Trump and Vice President Mike Pence are scheduled to address Republicans during the retreat. In previous years during portions of the Republican retreats that are closed to the media, lawmakers engaged the president in question-and-answer sessions on a variety of topics. It’s not clear whether Trump will similarly participate in Q&A or whether the President will reveal more of his plans for ACA replacement.

House Republicans hold ACA hearings

Two House committees are keeping the pressure on the ACA this week as Republicans continue to lay groundwork for repealing the law. On Tuesday, the Budget Committee examined the “harmful effects and broken promises” of the ACA while the Ways and Means Oversight Subcommittee looked at the effectiveness of the individual mandate.

Dems pummel Price; HHS pick skirts on drug prices

Senate Democrats last week unleashed a double-barreled attack on Rep. Tom Price (R-Ga.) over his support for repealing the ACA and his ethics. During the Senate HELP Committee hearing, Democrats accused the nominee for HHS secretary of supporting cuts to Medicare and Medicaid of more than $1 trillion. Price also came under fire for trading in healthcare stock while also actively working on legislation affecting the sector. The majority but not all of Price’s stock transactions were broker-directed.

Price was asked by Sen. Bernie Sanders (I-Vt.) to support his legislation permitting Medicare to negotiate directly with pharmaceutical manufacturers on drug prices. Trump has also endorsed direct government negotiations on prices. Price has long opposed government negotiation, previously saying it amounted to government price controls. During the hearing, Price walked a tightrope of not disavowing his previous position while also not disagreeing with Trump’s. Ultimately, he pledged to work with Sanders to find solutions to rising drug prices.

Price’s nomination is not currently thought to be in jeopardy, although he faced similar Democratic criticism during a tense four-hour confirmation hearing of the Senate Finance Committee Tuesday. Republicans have praised the Georgia physician, with Sen. Orrin Hatch (R-Utah) saying Price was one of the “really premier people in the whole Congress” who understands health policy.

Price’s nomination likely won’t receive a full Senate vote until next month.

GOP senators introduce health bills

Seeking to exploit division within his own party on what should follow the ACA repeal, Sen. Rand Paul (R-Ky.) introduced his legislative proposal Tuesday to help people pay for insurance with tax credits and health savings accounts. Paul, an ophthalmologist, said his bill would allow individuals and small businesses to exert more leverage over prices by forming associations when buying insurance. Paul’s bill also would allow for the purchase of health insurance from an HSA account.
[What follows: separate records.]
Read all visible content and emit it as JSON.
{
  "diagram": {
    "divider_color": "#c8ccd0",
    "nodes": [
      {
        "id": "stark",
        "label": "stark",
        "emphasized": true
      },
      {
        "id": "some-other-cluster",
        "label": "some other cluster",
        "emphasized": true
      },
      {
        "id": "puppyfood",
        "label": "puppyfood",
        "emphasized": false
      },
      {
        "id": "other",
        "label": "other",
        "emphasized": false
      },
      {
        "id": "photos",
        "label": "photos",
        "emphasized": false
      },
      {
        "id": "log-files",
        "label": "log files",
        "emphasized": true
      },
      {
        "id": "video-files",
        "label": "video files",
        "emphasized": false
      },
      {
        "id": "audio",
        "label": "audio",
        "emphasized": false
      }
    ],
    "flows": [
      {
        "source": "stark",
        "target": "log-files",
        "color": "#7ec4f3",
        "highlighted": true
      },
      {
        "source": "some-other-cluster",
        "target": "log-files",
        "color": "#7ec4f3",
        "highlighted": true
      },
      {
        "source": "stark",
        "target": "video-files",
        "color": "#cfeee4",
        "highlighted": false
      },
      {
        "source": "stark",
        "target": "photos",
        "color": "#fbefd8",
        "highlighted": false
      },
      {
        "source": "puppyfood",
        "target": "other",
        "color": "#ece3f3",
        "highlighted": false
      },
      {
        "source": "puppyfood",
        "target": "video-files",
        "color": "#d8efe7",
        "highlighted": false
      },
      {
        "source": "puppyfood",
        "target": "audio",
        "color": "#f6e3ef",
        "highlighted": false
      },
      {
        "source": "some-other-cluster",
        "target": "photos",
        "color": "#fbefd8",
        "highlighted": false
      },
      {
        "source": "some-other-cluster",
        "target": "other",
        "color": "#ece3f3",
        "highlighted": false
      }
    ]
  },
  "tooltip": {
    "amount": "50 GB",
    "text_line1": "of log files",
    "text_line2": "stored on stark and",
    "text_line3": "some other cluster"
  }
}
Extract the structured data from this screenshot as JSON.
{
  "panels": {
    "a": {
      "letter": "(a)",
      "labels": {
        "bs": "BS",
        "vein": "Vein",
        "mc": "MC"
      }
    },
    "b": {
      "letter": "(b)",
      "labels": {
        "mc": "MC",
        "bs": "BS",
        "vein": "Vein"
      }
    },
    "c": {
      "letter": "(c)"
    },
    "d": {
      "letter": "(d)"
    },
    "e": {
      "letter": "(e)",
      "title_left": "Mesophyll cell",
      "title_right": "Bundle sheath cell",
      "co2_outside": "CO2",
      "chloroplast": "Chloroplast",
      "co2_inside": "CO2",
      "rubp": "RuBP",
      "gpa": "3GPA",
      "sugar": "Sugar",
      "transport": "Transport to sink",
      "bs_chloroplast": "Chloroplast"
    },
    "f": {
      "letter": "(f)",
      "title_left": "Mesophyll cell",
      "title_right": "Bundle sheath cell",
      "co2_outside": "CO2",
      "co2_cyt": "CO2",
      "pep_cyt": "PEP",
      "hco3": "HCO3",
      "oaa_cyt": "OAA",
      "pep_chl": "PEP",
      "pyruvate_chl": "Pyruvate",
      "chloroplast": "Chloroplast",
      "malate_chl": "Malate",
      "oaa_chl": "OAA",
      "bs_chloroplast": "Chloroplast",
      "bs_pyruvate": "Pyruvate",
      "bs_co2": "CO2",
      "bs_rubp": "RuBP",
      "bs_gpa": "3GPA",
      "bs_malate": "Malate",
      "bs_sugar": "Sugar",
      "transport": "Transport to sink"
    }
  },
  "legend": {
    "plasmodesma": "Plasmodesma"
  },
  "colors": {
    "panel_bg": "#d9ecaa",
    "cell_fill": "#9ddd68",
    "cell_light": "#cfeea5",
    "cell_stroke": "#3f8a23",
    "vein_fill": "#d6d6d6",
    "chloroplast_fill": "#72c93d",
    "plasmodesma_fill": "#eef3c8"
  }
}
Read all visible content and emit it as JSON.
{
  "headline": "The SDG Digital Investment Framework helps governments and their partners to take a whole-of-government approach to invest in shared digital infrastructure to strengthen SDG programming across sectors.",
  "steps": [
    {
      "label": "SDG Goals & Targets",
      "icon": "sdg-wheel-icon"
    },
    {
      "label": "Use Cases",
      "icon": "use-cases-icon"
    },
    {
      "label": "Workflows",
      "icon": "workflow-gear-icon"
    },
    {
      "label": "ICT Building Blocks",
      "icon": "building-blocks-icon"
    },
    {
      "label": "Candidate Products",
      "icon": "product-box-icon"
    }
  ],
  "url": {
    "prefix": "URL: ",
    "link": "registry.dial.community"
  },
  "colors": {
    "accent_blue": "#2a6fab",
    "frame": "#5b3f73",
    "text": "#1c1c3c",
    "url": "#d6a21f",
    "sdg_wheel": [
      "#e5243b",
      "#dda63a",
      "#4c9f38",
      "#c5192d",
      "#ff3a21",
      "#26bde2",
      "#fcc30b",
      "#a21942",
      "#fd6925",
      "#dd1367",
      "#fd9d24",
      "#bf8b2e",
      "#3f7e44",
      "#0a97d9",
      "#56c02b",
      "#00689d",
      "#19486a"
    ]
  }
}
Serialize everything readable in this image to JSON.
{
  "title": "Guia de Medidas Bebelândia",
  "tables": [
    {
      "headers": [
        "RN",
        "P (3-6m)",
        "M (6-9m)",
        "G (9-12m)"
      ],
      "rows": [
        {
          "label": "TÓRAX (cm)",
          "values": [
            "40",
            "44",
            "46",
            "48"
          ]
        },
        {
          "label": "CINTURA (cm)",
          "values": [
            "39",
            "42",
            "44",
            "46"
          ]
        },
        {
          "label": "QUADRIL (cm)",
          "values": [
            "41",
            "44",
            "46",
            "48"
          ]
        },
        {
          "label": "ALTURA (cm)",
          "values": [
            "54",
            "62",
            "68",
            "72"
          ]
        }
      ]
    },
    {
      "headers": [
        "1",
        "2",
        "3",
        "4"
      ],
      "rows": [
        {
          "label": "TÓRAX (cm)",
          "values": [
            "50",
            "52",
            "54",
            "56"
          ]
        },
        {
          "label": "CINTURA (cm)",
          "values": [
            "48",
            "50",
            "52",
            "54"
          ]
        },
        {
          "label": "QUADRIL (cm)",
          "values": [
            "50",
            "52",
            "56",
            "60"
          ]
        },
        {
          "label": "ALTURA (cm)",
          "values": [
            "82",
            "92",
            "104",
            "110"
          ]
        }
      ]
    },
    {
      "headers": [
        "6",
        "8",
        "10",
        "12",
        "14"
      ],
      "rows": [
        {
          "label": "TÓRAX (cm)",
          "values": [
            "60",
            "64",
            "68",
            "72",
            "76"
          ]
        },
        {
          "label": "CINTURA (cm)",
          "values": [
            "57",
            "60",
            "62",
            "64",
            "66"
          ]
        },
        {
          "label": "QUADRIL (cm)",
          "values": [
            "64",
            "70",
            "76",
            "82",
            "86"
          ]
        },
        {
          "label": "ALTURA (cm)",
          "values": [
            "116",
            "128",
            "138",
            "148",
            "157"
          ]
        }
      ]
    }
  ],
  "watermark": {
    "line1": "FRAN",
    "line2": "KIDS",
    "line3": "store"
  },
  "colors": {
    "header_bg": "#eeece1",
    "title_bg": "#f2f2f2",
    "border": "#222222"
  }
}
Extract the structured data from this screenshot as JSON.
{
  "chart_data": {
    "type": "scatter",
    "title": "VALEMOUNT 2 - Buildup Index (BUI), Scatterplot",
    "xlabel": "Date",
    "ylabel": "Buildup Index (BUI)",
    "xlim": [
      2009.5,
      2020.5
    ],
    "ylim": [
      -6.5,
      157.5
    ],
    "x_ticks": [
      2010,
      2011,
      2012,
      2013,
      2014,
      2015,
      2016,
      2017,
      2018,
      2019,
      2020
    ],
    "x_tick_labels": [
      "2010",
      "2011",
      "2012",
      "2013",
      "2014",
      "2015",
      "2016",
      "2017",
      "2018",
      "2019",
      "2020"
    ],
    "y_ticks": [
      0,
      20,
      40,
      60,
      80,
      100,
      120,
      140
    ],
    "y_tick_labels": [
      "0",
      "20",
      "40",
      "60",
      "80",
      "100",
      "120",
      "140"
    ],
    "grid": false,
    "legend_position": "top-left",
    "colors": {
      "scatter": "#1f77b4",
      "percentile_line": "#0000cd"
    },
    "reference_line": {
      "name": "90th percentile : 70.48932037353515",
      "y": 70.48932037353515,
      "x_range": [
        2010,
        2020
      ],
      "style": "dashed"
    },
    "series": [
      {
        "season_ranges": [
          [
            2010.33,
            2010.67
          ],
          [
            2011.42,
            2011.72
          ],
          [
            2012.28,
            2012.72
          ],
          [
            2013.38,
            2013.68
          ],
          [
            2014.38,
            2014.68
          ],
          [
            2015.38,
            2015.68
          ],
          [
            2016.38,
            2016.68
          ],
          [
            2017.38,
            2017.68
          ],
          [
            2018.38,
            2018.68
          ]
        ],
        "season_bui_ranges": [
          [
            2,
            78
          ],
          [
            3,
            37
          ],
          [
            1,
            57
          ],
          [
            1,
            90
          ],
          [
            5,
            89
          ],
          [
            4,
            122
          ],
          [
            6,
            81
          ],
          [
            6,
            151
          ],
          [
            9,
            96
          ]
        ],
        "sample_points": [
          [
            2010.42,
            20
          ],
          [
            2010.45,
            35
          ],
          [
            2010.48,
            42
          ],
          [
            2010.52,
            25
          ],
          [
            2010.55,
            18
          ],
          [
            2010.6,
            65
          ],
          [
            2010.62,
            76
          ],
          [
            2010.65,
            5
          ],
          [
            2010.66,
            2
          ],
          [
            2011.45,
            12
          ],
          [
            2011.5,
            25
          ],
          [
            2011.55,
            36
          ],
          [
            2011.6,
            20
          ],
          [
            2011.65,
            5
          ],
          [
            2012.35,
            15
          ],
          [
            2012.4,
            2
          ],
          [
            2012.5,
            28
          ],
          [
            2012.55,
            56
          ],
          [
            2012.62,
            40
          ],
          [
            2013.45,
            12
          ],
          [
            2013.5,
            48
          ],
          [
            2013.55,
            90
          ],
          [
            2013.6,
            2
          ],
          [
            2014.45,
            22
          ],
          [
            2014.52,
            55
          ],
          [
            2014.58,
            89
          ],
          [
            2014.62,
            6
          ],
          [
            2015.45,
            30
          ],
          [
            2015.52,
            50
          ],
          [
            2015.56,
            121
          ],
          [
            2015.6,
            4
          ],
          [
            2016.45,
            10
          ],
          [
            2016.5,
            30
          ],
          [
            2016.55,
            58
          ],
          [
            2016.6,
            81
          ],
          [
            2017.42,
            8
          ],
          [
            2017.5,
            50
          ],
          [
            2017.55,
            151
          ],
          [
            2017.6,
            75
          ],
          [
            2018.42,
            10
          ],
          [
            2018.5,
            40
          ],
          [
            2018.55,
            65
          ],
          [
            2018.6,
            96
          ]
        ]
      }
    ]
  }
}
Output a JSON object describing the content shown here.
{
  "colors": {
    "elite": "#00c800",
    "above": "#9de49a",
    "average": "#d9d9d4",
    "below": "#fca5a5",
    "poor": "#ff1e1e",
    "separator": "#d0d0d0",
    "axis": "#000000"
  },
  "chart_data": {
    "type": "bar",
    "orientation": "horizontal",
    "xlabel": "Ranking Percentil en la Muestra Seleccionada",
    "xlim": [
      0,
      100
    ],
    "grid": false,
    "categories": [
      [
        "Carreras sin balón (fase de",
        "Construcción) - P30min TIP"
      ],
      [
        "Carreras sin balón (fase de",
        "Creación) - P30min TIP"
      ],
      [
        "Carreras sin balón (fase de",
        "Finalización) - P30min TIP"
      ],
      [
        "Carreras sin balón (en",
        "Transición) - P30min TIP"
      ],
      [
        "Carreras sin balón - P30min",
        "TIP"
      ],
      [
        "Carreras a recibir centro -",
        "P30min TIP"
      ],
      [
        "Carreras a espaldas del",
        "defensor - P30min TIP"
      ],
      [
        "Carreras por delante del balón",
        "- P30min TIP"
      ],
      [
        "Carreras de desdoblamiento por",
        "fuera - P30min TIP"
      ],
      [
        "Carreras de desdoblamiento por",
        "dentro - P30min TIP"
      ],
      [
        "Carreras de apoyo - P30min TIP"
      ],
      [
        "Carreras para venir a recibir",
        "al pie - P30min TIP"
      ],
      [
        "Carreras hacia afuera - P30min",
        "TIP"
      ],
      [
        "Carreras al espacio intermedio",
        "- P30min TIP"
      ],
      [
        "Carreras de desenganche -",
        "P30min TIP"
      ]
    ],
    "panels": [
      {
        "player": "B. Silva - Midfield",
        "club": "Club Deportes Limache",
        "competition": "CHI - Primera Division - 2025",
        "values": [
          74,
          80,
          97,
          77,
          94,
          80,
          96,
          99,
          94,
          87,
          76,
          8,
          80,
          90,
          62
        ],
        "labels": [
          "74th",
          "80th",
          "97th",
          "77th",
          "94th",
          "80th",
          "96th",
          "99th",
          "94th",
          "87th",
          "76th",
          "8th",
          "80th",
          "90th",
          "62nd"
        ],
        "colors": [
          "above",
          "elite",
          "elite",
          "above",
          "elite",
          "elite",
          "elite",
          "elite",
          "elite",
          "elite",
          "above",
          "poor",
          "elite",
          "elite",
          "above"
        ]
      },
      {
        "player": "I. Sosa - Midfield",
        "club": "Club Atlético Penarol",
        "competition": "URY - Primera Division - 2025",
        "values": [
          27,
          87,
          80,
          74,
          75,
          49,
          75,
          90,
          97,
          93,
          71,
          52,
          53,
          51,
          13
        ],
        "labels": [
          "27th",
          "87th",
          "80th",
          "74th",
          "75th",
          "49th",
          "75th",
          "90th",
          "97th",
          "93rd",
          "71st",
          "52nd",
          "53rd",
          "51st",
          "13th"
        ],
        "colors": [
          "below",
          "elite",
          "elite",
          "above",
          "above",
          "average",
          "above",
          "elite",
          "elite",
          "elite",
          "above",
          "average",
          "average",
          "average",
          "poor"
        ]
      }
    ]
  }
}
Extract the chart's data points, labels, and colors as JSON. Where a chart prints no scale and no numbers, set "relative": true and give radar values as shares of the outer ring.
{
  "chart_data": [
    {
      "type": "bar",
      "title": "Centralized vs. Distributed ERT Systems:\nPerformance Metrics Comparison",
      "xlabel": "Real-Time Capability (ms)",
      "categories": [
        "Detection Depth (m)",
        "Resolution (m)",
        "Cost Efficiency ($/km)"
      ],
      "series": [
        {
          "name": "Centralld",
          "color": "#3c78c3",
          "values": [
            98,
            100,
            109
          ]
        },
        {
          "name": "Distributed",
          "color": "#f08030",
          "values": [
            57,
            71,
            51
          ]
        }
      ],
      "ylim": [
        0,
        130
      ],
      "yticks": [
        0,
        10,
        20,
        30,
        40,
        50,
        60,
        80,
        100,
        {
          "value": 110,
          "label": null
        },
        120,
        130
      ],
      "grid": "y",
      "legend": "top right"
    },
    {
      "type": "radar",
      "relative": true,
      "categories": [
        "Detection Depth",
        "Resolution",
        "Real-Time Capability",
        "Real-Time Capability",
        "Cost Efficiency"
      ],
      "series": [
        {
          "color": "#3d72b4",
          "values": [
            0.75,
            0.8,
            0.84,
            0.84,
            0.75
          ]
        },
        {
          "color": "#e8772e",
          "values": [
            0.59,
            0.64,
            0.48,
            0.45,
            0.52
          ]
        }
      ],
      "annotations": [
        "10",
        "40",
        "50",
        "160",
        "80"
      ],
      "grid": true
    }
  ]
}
Separately, Sens. Bill Cassidy (R-La.) and Susan Collins (R-Maine) introduced their legislative proposal Monday to permit states to keep the ACA provisions, including their expanded Medicaid, or transition to a new system of health savings accounts and automatic health plan enrollment. Both Cassidy and Collins hope their bill will attract support from Democrats.

Providers call for value-based payment models

The nation’s “leading clinicians, employers, hospitals, biopharmaceutical companies, pharmacists, patients, consumer groups and insurance providers” called on policymakers Wednesday to continue the focus “on driving value-based, patient-centered payment models that incent healthcare innovation.” Underscoring the group’s commitment to working with the Trump administration and Congress “to build the next generation of healthcare policy,” Wednesday’s letter cautioned that “Now is not the time for policymakers to signal a shift away from value-based care, either through action or inaction.” The letter also enumerates principles “for a modernized, sustainable healthcare system” including payment models that align payers, healthcare providers, providers of long-term care services and clinicians and expanded waivers from fee-for-service legal and regulatory requirements “that impede collaboration and shared accountability.”